Flux convolutional layer not type stable

In my spare time I am trying to implement YOLOv3 using Flux. I believe I’ve successfully defined the model, leaving me to find a way to translate the YOLOv3 pretrained weights into Flux. However, I have noticed, using random weights and input, that the the network is extremely slow on CPU, even with small inputs. I attribute this to the fact that Flux’s convolutional layers are not type-stable, on Julia 1.4.1, Flux 0.10.5:

using Flux
using BenchmarkTools
# small image batch
imgbatch = rand(Float32, 416, 416, 3, 2)
conv_layer = Conv((3,3), 3=>32)
@btime conv_layer($imgbatch);
#33.423 ms (75 allocations: 154.31 MiB) on my machine
@code_warntype conv_layer(imgbatch)
# results in:
Variables
  c::Conv{2,4,typeof(identity),Array{Float32,4},Array{Float32,1}}
  x::Array{Float32,4}
  #102::Flux.var"#102#103"
  σ::typeof(identity)
  b::Array{Float32,4}
  cdims::DenseConvDims{2,_A,_B,_C,_D,_E,_F,_G} where _G where _F where _E where _D where _C where _B where _A

Body::Any
1 ─ %1  = Base.getproperty(c, :σ)::Core.Compiler.Const(identity, false)
│   %2  = Base.getproperty(c, :bias)::Array{Float32,1}
│   %3  = Core.tuple(%2)::Tuple{Array{Float32,1}}
│         (#102 = %new(Flux.:(var"#102#103")))
│   %5  = #102::Core.Compiler.Const(Flux.var"#102#103"(), false)
│   %6  = Base.getproperty(c, :stride)::Tuple{Int64,Int64}
│   %7  = Flux.map(%5, %6)::Core.Compiler.Const((1, 1), false)
│   %8  = Core.tuple(Flux.:(:), 1)::Core.Compiler.Const((Colon(), 1), false)
│   %9  = Core._apply_iterate(Base.iterate, Flux.reshape, %3, %7, %8)::Array{Float32,4}
│         (σ = %1)
│         (b = %9)
│   %12 = (:stride, :padding, :dilation)::Core.Compiler.Const((:stride, :padding, :dilation), false)
│   %13 = Core.apply_type(Core.NamedTuple, %12)::Core.Compiler.Const(NamedTuple{(:stride, :padding, :dilation),T} where T<:Tuple, false)
│   %14 = Base.getproperty(c, :stride)::Tuple{Int64,Int64}
│   %15 = Base.getproperty(c, :pad)::NTuple{4,Int64}
│   %16 = Base.getproperty(c, :dilation)::Tuple{Int64,Int64}
│   %17 = Core.tuple(%14, %15, %16)::Tuple{Tuple{Int64,Int64},NTuple{4,Int64},Tuple{Int64,Int64}}
│   %18 = (%13)(%17)::NamedTuple{(:stride, :padding, :dilation),Tuple{Tuple{Int64,Int64},NTuple{4,Int64},Tuple{Int64,Int64}}}
│   %19 = Core.kwfunc(Flux.DenseConvDims)::Core.Compiler.Const(Core.var"#Type##kw"(), false)
│   %20 = Base.getproperty(c, :weight)::Array{Float32,4}
│         (cdims = (%19)(%18, Flux.DenseConvDims, x, %20))
│   %22 = σ::Core.Compiler.Const(identity, false)
│   %23 = Base.getproperty(c, :weight)::Array{Float32,4}
│   %24 = Flux.conv(x, %23, cdims)::AbstractArray{yT,4} where yT
│   %25 = Base.broadcasted(Flux.:+, %24, b)::Any
│   %26 = Base.broadcasted(%22, %25)::Any
│   %27 = Base.materialize(%26)::Any
└──       return %27

I have already opened an issue on Flux’s github here, because right now it takes almost 4 seconds to run my YOLOv3 implementation on the CPU, with rand(Float32, 416, 416, 3, 2) as input.
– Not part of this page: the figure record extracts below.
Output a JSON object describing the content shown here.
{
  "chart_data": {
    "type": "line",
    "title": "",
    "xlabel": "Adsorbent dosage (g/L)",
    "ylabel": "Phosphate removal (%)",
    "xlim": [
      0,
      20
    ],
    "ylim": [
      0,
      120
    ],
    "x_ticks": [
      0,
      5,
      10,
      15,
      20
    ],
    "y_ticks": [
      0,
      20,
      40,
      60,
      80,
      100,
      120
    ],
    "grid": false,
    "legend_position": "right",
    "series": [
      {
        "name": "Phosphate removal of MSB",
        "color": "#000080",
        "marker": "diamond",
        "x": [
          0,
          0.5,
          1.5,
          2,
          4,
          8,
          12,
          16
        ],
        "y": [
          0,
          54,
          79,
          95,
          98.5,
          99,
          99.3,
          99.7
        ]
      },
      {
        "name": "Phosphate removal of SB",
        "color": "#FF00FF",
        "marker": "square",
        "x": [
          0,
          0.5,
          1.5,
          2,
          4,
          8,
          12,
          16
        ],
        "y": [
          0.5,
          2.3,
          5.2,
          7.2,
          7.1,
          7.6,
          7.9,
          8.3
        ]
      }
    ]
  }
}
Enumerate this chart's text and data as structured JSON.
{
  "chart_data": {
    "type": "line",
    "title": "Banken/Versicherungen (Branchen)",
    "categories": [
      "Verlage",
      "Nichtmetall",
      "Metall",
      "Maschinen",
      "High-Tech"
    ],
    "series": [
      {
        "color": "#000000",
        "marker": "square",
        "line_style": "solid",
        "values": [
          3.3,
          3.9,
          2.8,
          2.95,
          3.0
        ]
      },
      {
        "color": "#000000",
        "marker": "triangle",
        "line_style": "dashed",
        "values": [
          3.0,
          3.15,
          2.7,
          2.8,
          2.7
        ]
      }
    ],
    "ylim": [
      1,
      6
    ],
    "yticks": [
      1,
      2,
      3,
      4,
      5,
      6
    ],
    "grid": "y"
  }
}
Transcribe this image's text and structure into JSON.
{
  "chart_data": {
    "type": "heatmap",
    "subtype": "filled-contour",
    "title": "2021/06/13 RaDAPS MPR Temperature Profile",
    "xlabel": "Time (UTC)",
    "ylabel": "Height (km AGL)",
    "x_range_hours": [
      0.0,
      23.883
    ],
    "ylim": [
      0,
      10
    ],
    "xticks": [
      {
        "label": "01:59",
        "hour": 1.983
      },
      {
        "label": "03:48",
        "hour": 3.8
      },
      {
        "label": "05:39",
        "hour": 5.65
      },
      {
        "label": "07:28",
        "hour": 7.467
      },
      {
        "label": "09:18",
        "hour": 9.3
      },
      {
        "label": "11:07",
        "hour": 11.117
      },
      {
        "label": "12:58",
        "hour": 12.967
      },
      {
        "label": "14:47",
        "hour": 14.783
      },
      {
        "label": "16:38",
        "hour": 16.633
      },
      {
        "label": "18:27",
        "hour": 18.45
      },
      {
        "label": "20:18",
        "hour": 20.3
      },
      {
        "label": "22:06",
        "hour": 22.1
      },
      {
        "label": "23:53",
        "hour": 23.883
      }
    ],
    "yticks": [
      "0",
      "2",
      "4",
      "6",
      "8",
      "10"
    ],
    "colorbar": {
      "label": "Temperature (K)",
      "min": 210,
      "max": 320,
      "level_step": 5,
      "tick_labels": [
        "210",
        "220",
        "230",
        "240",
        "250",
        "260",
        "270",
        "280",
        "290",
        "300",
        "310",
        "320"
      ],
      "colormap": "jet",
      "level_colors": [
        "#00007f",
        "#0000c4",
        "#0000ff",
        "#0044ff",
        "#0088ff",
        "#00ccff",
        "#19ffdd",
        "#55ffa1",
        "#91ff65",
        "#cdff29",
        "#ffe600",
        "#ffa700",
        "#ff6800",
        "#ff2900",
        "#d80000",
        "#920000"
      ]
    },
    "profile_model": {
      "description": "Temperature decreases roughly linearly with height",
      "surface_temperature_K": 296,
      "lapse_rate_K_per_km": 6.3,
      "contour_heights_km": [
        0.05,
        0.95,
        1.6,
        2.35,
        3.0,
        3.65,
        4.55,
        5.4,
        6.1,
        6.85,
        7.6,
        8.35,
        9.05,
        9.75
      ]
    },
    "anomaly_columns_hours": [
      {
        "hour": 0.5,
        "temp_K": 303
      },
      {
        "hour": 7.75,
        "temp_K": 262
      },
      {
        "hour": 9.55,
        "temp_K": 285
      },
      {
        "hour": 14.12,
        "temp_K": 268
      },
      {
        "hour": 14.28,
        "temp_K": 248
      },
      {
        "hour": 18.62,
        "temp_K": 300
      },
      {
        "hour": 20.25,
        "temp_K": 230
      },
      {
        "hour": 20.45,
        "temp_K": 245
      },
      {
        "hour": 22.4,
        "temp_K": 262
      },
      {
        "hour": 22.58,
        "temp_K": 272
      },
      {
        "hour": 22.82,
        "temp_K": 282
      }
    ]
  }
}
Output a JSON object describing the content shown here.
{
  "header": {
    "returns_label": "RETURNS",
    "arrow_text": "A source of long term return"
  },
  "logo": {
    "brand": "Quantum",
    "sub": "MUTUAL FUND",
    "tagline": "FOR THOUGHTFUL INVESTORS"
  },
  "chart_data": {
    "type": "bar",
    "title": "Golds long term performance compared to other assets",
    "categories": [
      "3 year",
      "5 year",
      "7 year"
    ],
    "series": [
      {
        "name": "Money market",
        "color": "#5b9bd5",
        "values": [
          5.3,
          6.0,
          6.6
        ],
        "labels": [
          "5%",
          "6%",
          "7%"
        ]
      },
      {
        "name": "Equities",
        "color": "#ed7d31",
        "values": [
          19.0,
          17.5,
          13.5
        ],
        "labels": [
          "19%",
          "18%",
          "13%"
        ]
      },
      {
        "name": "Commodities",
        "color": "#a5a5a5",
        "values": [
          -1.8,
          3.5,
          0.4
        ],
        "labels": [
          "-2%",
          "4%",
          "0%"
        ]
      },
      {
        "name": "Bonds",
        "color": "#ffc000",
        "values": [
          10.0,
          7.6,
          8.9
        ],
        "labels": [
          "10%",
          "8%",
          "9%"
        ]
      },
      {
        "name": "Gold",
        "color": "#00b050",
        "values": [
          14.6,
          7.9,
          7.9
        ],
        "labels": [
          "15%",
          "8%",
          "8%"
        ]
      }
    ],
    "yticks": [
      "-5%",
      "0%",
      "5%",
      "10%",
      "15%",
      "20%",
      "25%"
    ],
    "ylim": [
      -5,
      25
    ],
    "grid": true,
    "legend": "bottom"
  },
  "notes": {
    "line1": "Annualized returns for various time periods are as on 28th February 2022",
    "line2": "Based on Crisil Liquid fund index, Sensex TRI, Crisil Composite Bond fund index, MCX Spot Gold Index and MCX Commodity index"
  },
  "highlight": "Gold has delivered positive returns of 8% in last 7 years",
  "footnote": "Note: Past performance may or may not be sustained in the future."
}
Since convolutional layers are such a staple of deep learning I think fixing this issue is quite important, which is why I am writing this now. Maybe I am missing something? I am quite new to Julia.

Additionally, the memory requirements on GPU are massive. Using Chain where possible and only saving outputs when needed for the shortcut and route layers, my 2GB (not a lot I am aware) GPU is already full during inference on CuArray(rand(Float32, 416, 416, 3, 2)) as input. Using PyTorch I have an implementation that allows me to actually train YOLOv3, even on my small GPU albeit a rather small batch size as well. What are the ways of improving the memory requirements in Flux?